The cherry at the end of his cigarette glows red in the gloom of the room as he drags on it slowly.
“The papers are on the desk.” He nods at a manila envelope and a stack of papers lying open on the sheet draped over the old desk, a pen lying next to it. “Sign them.”
My hand tightens into a fist at my side. I don’t budge.
“Texas,” he sighs. “Just sign the fucking papers. We both know it’s an easy choice.”
I shake my head as I turn and stare at the contract laying open on the desk.
“Why?” I say quietly, my voice small. “Why me? There have to be a hundred other—”
“Maybe I just like having you around,” he growls smugly.
I bark out a sharp, singular, brittle laugh. “You never liked having me around. I think you made that abundantly clear.”
Bastian just shrugs. “It’s not going to be on me to sell you on this. You can put up a fight and make yourself feel better if you want, but we both know how this ends.”
Yeah with me giving up my dreams when I was THIS close to touching them, so I can come back here and be Bastian Crown’s fucking gardener and save my father’s job.
That’s how this ends, and as much as I absolutely hate even thinking it, he’s right.
I am going to sign it because there’s no scenario where anyone with a conscience doesn’t sign it. I don’t say a word, and I ignore his eyes on me as I walk over to the desk, pick up the pen, and sign at the “x”.
“Now that wasn’t so hard, was it.”
My lips are pursed tight as I drop the pen and glare up at him. Bastian only smiles as he turns.
Crick.
Crick.
He stagger-steps back to the doorway to the dark, gloomy hallway again, his cane striking the floor with every step. Smoke curls around his head in the dim stillness of the room as his free hand comes up and pushes a button on a panel by the doorframe, which blinks green for a moment.

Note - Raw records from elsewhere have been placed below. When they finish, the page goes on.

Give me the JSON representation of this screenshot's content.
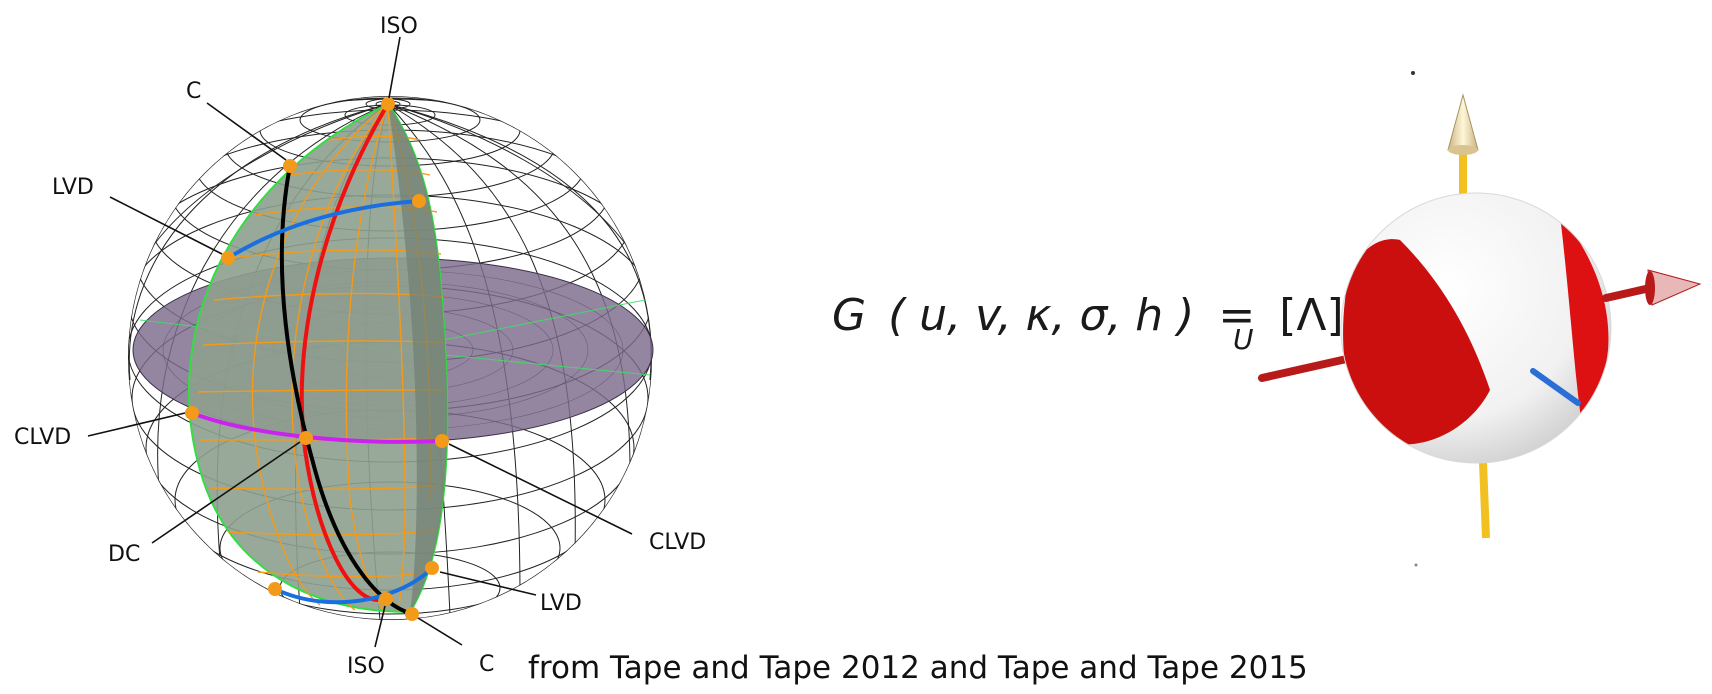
{
  "labels": {
    "iso_top": "ISO",
    "c_top": "C",
    "lvd_top": "LVD",
    "clvd_left": "CLVD",
    "dc": "DC",
    "clvd_right": "CLVD",
    "lvd_bottom": "LVD",
    "iso_bottom": "ISO",
    "c_bottom": "C"
  },
  "formula": {
    "lhs_func": "G",
    "args": "( u, v, κ, σ, h )",
    "eq": "=",
    "rhs": "[Λ]",
    "subscript": "U"
  },
  "caption": "from Tape and Tape 2012 and Tape and Tape 2015",
  "colors": {
    "lune_fill": "#8ea08e",
    "lune_grid": "#f39a1a",
    "lune_edge": "#33dd44",
    "disk_fill": "#7d6b8c",
    "marker": "#f39a1a",
    "red_arc": "#ee1111",
    "black_arc": "#000000",
    "blue_arc": "#1a6fe0",
    "magenta_arc": "#cc22ee",
    "beachball_red": "#dd1111",
    "arrow_yellow": "#f2c020",
    "arrow_red": "#b81a1a",
    "arrow_blue": "#2b6fd6"
  }
}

“Mrs. Tottingham will show you to your room.”
I frown. My room?
“I’d planned on just staying—”
“In the cottage? Well, it’s missing a wall, thanks to your father, and the water and electricity have been turned off due to the smoke damage.” He turns, shrugging with a sneer on his face. “But have at it.”
I meet his look with one of my own, unblinking and naked in its disdain.
“Fine.”
He snorts. “Petulant as ever, Texas.”
“Asshole as ev—”
“Watch it.”
I jump a little at the sudden ferocity in his response - the icy coldness in his voice that lances through me, shutting me down.

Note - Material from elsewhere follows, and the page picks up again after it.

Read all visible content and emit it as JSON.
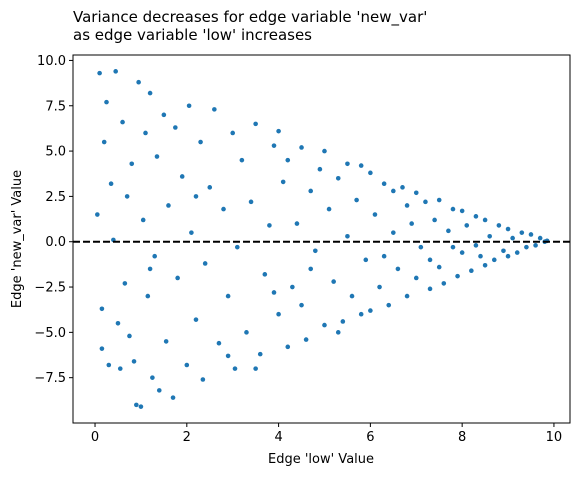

“Remember that as of right now. As of you setting foot in this house and signing that?” His eyes narrow at me. “As of right now, I own you.”
The words hang in the gloomy silence of the study, and I’m just staring at him, seething, when I hear footsteps behind me.
“You rang, Mister Crown?”
Hearing Mrs. Tottingham - the motherly housekeeper and cook to the Crown Estate - is a moment of homecoming I’m not able to enjoy as I stand there frozen, staring at this monster of a man.
I hate him.
“Mrs. Tottingham will show you to your room,” Bastian repeats with a growl, dragging on his cigarette and turning his back to me again.
“This way, dear,” Mrs. Thompson says quietly as I pick up my bags and guitar and start to turn. She steps from the room opposite the doors Bastian entered from when I hear his voice behind me.
“Anastasia.”
I close my eyes, my gut clenching like it always did when he said my real name instead of his little nickname. My breath comes shaking, and I pray it doesn’t show in my shoulders before I square them, clench my jaw, and turn to him.
His dark, shadowed eyes pierce right through me from under the flop of hair across his brow.
“Please remember one thing.” His lips pull into a grin. “Here, in this house? You’re mine. I own that petulant, back-talking, opinionated ass of yours.”
I hate him.
My lips purse, and my eyes narrow at him as I slowly shake my head and start to turn my back on him.
“You don’t.”
“We’ll see.”
I close my eyes, forcing myself not to turn back as I hear his gravelly, low chuckle, followed by the cricking sound of his cane as he slowly makes his way from the room, leaving me alone.
I hate Bastian Crown. I hate him because years ago, at one point, for one night, I was stupid enough to think I loved him.
And I’ve been paying for it ever since.